Bush's Bridge to Nowhere

Presidential historians will tell you that great presidents demonstrate political courage and wisdom. JFK, for instance, resisted hawkish advice during the Cuban missile crisis. His defiance of right-wing elements in his own administration convinced many he was an appeaser, but his approach proved remarkably sensible in so far as his cautious incrementalism averted a nuclear war. Likewise, truly great presidents like Lincoln and F.D.R. managed to shape and articulate a vision of what America could be as they guided the nation through perilous challenges. In each of these cases, the United States emerged stronger and more resilient as a result of the decisions these exceptional leaders made.

It is increasingly unlikely that anyone will associate political courage and wisdom with George W. Bush. It is true, of course, that Bush has staked his legacy on the invasion of Iraq, a brash gamble to remake the Middle East. Bush’s decision to invade Iraq, however, was a popular gambit, one that that was initially supported by 75% of the electorate. It also helped the Republicans win the mid-term elections in 2002 by painting Democrats as soft on national security. Bush’s decision to invade Iraq was audacious, but it was not politically courageous because he had everything to gain politically and little to lose in launching the war.

Many observers argued Iraq “was the wrong war at the wrong time.” They have proven prescient.
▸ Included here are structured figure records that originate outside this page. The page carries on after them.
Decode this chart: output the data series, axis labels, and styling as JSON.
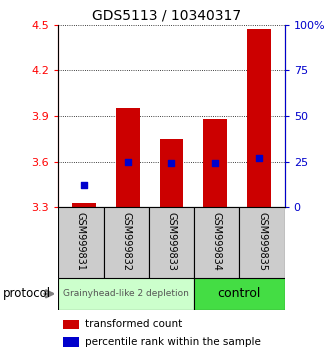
{
  "title": "GDS5113 / 10340317",
  "samples": [
    "GSM999831",
    "GSM999832",
    "GSM999833",
    "GSM999834",
    "GSM999835"
  ],
  "transformed_counts": [
    3.33,
    3.95,
    3.75,
    3.88,
    4.47
  ],
  "percentile_ranks": [
    12,
    25,
    24,
    24,
    27
  ],
  "ylim": [
    3.3,
    4.5
  ],
  "y_ticks": [
    3.3,
    3.6,
    3.9,
    4.2,
    4.5
  ],
  "y2_ticks": [
    0,
    25,
    50,
    75,
    100
  ],
  "y2_tick_labels": [
    "0",
    "25",
    "50",
    "75",
    "100%"
  ],
  "bar_color": "#cc0000",
  "dot_color": "#0000cc",
  "group1_color": "#ccffcc",
  "group2_color": "#44dd44",
  "group1_label": "Grainyhead-like 2 depletion",
  "group2_label": "control",
  "group1_samples": [
    0,
    1,
    2
  ],
  "group2_samples": [
    3,
    4
  ],
  "legend_bar_label": "transformed count",
  "legend_dot_label": "percentile rank within the sample",
  "protocol_label": "protocol",
  "bar_bottom": 3.3,
  "bar_width": 0.55
}
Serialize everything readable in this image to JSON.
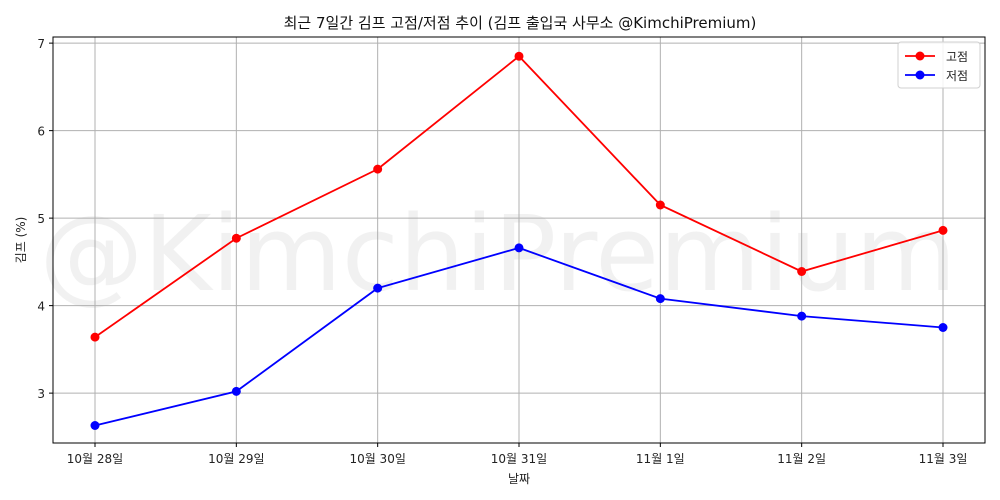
{
  "chart_data": {
    "type": "line",
    "title": "최근 7일간 김프 고점/저점 추이 (김프 출입국 사무소 @KimchiPremium)",
    "xlabel": "날짜",
    "ylabel": "김프 (%)",
    "categories": [
      "10월 28일",
      "10월 29일",
      "10월 30일",
      "10월 31일",
      "11월 1일",
      "11월 2일",
      "11월 3일"
    ],
    "series": [
      {
        "name": "고점",
        "color": "#ff0000",
        "values": [
          3.64,
          4.77,
          5.56,
          6.85,
          5.15,
          4.39,
          4.86
        ]
      },
      {
        "name": "저점",
        "color": "#0000ff",
        "values": [
          2.63,
          3.02,
          4.2,
          4.66,
          4.08,
          3.88,
          3.75
        ]
      }
    ],
    "yticks": [
      3,
      4,
      5,
      6,
      7
    ],
    "ylim": [
      2.43,
      7.07
    ],
    "grid": true,
    "legend_position": "upper right",
    "watermark": "@KimchiPremium"
  }
}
Bush’s invasion has precipitated the very conditions it was meant to forestall. And we are fighting in Iraq to achieve negative goals – i.e., preventing a full-scale civil war, mass genocide, and a wider regional conflagration. Nothing about the Bush Administration’s invasion of Iraq seems to have been handled with the least bit of sagacity.

The imprudence of invading Iraq is compounded by the fact that America is literally falling apart even as our nation building efforts in Iraq are foundering. We are spending at least half-a-billion every week in Iraq, but we can’t even provide reliable electricity in Baghdad. Meanwhile, America’s basic infrastructure (our highways, bridges, and power grids) is crumbling before our eyes. Not to mention the fact that the United States is facing a crisis in healthcare and health insurance.
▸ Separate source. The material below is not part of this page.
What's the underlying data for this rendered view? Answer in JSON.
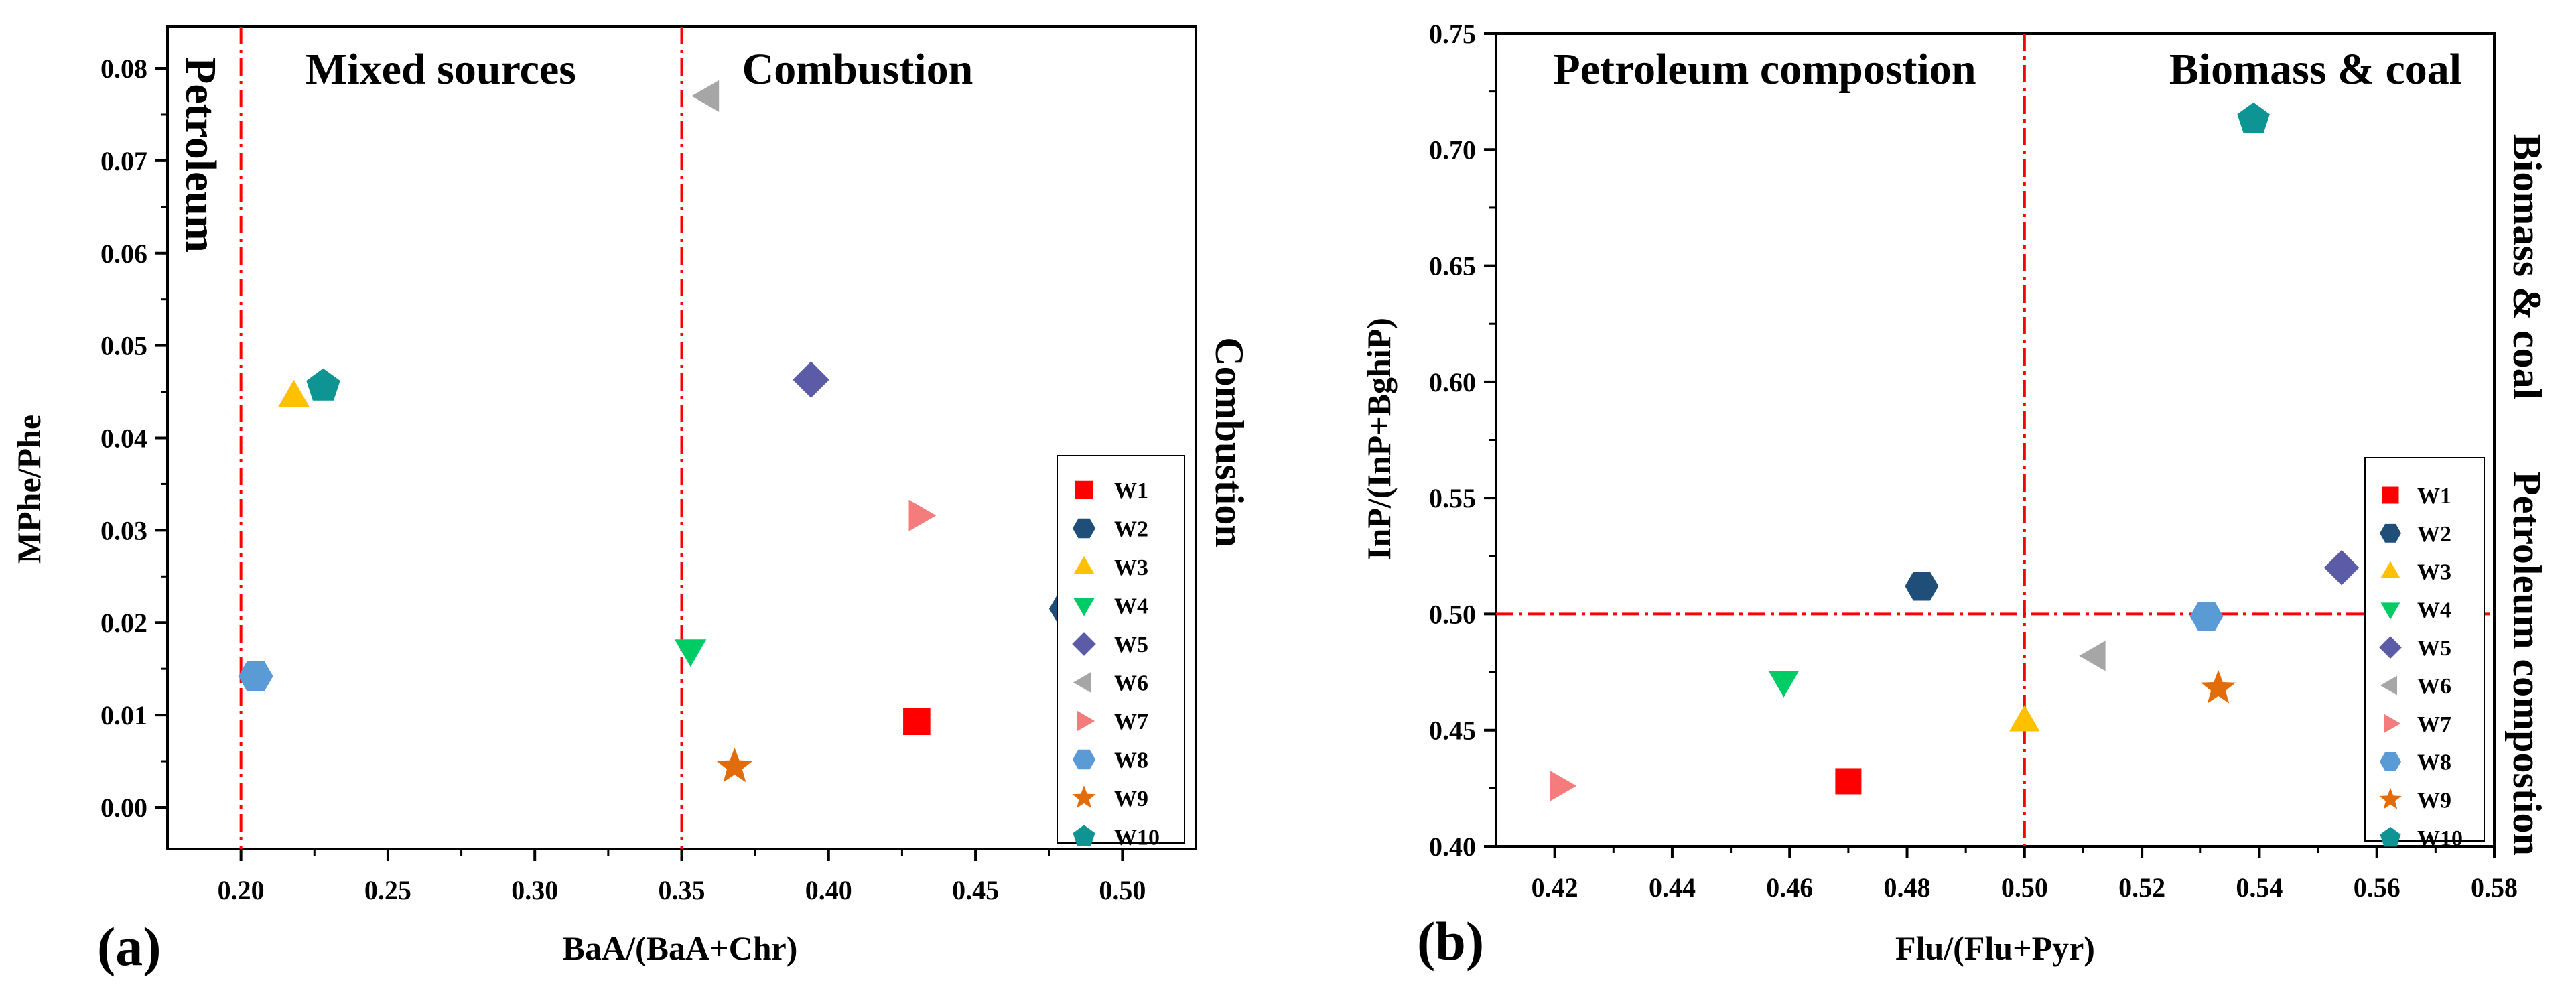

In all probability, history will judge the folly of Bush’s misplaced priorities harshly. National security experts like Stephen Flynn have been arguing for some time that America is losing its resilience, its ability to withstand ecological events, terror assaults, and even normal wear and tear. Failing to invest in our critical infrastructure means puts citizens at risk, reduces our competitiveness, and leaves us more vulnerable to terror attacks and extreme weather events.
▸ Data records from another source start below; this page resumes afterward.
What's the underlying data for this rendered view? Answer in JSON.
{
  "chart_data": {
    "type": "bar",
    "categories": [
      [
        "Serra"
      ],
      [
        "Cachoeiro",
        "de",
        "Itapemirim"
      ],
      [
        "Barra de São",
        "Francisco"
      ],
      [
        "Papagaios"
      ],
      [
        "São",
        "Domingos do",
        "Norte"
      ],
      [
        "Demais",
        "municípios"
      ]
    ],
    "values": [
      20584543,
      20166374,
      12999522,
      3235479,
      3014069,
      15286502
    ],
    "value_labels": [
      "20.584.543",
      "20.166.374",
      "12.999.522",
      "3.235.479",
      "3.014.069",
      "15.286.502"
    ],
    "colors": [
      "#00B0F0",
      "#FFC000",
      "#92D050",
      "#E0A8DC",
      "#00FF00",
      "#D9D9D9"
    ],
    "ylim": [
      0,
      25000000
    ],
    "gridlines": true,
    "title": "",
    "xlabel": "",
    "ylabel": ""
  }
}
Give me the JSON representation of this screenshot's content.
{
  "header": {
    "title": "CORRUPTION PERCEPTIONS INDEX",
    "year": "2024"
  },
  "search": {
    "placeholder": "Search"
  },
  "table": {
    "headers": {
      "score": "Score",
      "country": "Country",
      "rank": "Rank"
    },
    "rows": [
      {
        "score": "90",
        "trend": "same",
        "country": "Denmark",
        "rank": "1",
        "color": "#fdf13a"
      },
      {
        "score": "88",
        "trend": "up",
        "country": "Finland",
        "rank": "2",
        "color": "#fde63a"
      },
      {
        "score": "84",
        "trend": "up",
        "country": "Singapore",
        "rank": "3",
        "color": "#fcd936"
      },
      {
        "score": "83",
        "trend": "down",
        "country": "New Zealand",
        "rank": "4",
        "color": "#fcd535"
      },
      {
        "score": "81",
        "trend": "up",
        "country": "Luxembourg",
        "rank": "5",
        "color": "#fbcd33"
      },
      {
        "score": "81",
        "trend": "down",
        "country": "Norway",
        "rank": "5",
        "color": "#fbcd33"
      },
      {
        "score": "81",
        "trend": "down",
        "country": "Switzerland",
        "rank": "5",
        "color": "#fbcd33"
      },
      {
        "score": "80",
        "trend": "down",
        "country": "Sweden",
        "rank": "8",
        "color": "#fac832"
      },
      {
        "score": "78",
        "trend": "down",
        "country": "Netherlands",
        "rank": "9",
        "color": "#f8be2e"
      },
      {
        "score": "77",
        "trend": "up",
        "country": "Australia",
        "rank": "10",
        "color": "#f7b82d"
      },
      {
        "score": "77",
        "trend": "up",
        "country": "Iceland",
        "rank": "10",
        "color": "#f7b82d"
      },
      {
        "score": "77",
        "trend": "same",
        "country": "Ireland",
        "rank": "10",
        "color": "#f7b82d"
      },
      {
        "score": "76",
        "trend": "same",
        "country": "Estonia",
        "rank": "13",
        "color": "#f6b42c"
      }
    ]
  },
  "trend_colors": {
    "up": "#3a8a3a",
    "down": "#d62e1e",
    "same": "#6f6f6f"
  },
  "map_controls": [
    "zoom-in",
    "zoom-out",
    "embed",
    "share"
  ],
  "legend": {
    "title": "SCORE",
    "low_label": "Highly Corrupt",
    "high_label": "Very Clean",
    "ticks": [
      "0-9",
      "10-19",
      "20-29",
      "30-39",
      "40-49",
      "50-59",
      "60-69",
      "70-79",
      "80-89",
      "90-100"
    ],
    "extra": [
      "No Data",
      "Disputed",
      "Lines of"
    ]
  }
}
Extreme weather patterns associated with the climate crisis are all but certain to expose the weaknesses in America’s ailing infrastructure, which will further highlight how foolish the Bush Administration has been in ignoring the scientific consensus on global warming. To put it bluntly, invading Iraq has proven to be a vicious cycle that siphons America’s strength, breeds more terrorists, and diverts resources from sensible endeavors. Bush contends it will be decades before America realizes how farsighted and sagacious his decisions were. His track record as a prognosticator, however, does not inspire much confidence.